14. XIV: Miss Crawley at Home (continued)

"My dearest friend is so ill, and wo--o--on't see me," gurgled out Briggs in an agony of renewed grief.

"She's not very ill any more. Console yourself, dear Miss Briggs. She has only overeaten herself--that is all. She is greatly better. She will soon be quite restored again. She is weak from being cupped and from medical treatment, but she will rally immediately. Pray console yourself, and take a little more wine."

"But why, why won't she see me again?" Miss Briggs bleated out. "Oh, Matilda, Matilda, after three-and-twenty years' tenderness! is this the return to your poor, poor Arabella?"

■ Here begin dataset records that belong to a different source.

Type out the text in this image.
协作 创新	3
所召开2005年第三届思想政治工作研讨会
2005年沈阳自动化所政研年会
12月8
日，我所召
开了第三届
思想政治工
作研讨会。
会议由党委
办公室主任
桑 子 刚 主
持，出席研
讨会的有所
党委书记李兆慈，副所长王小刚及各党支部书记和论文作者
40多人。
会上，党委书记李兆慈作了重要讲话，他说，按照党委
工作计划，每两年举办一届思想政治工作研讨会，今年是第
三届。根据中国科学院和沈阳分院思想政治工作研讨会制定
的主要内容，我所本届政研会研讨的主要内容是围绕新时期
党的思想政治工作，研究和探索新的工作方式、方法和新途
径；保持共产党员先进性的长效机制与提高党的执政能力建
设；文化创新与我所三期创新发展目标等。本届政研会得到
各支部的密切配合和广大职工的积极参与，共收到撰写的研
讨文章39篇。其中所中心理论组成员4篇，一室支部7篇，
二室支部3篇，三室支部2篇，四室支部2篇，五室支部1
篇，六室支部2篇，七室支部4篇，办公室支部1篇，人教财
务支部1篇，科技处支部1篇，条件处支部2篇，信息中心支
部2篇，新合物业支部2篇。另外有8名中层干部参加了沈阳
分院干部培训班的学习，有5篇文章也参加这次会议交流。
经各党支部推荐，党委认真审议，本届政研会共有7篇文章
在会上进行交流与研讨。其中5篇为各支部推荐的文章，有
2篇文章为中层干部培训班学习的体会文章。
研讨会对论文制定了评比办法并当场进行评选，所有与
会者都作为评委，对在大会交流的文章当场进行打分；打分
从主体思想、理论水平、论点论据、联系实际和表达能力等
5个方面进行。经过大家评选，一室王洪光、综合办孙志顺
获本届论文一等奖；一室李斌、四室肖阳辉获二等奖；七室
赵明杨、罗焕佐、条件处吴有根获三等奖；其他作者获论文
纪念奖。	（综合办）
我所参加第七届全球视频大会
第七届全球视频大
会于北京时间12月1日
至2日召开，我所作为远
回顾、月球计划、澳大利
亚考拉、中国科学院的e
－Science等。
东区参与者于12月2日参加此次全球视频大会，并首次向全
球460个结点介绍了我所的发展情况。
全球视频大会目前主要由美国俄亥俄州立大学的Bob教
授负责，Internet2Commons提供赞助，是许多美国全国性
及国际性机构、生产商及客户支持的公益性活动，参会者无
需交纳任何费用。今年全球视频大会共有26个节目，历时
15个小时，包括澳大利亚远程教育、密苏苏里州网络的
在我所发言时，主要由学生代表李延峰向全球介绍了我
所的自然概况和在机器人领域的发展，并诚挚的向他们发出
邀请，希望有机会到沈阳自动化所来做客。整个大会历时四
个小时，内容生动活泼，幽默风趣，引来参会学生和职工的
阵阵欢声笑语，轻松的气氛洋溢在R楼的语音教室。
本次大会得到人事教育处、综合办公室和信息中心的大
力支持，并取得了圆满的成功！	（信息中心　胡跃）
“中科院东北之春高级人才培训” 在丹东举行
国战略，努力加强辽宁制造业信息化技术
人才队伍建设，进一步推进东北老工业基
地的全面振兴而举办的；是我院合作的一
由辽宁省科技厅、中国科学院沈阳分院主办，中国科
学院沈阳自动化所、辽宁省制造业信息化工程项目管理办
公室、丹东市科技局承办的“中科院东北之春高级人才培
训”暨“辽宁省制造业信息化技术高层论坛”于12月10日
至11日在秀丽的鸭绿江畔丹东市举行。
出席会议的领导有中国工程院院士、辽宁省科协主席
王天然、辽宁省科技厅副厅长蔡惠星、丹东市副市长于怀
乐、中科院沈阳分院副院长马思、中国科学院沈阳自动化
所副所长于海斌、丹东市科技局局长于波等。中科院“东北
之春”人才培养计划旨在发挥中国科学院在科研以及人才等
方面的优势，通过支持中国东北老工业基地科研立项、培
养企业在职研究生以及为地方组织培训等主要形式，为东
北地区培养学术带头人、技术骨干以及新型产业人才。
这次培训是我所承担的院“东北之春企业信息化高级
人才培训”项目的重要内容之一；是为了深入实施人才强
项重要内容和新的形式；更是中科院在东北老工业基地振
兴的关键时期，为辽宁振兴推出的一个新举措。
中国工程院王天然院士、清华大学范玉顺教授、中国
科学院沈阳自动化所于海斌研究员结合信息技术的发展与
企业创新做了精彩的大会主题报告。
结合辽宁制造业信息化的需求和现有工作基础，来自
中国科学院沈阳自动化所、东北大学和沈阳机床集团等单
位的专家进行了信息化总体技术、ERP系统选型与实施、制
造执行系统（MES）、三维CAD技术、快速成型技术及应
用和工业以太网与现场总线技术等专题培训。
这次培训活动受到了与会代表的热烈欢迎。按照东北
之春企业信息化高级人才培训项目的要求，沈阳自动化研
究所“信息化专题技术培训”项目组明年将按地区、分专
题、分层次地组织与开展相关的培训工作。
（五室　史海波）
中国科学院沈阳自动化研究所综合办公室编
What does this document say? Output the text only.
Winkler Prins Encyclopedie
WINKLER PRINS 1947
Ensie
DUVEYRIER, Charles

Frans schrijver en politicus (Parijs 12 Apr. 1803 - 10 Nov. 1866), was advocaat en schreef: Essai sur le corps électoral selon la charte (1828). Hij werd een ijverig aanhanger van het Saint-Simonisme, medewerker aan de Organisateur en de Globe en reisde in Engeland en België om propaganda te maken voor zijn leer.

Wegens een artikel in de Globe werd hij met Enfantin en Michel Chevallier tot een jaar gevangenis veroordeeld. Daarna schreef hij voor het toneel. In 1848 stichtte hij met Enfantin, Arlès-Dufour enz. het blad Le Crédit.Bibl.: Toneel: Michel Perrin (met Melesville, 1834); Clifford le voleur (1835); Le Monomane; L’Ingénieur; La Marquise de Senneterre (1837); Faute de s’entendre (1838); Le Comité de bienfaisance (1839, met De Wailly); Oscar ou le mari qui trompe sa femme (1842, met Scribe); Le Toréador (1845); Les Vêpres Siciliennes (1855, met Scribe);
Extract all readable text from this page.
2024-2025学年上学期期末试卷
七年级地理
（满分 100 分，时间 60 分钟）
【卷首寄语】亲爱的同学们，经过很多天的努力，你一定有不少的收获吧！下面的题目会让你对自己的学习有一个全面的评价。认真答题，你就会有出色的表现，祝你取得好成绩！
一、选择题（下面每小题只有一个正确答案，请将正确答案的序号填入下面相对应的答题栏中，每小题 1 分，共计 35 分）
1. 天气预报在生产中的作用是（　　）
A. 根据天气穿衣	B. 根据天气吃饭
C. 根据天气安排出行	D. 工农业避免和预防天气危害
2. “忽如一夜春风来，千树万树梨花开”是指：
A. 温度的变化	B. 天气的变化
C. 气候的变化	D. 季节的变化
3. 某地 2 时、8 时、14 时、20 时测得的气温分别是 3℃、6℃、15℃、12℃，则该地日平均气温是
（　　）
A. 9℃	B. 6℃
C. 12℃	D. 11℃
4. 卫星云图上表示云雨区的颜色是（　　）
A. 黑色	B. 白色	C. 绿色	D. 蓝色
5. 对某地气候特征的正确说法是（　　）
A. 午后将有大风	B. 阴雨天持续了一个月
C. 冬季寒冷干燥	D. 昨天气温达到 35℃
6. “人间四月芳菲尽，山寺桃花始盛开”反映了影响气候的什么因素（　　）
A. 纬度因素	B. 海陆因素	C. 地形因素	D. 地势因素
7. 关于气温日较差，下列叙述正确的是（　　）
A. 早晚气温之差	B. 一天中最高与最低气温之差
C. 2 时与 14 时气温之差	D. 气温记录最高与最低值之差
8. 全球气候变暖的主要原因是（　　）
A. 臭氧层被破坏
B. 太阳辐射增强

"Don't cry too much, poor Arabella," the other said (with ever so little of a grin); "she only won't see you, because she says you don't nurse her as well as I do. It's no pleasure to me to sit up all night. I wish you might do it instead."

"Have I not tended that dear couch for years?" Arabella said, "and now--"

"Now she prefers somebody else. Well, sick people have these fancies, and must be humoured. When she's well I shall go."

"Never, never," Arabella exclaimed, madly inhaling her salts-bottle.

"Never be well or never go, Miss Briggs?" the other said, with the same provoking good-nature. "Pooh--she will be well in a fortnight, when I shall go back to my little pupils at Queen's Crawley, and to their mother, who is a great deal more sick than our friend. You need not be jealous about me, my dear Miss Briggs. I am a poor little girl without any friends, or any harm in me. I don't want to supplant you in Miss Crawley's good graces. She will forget me a week after I am gone: and her affection for you has been the work of years. Give me a little wine if you please, my dear Miss Briggs, and let us be friends. I'm sure I want friends."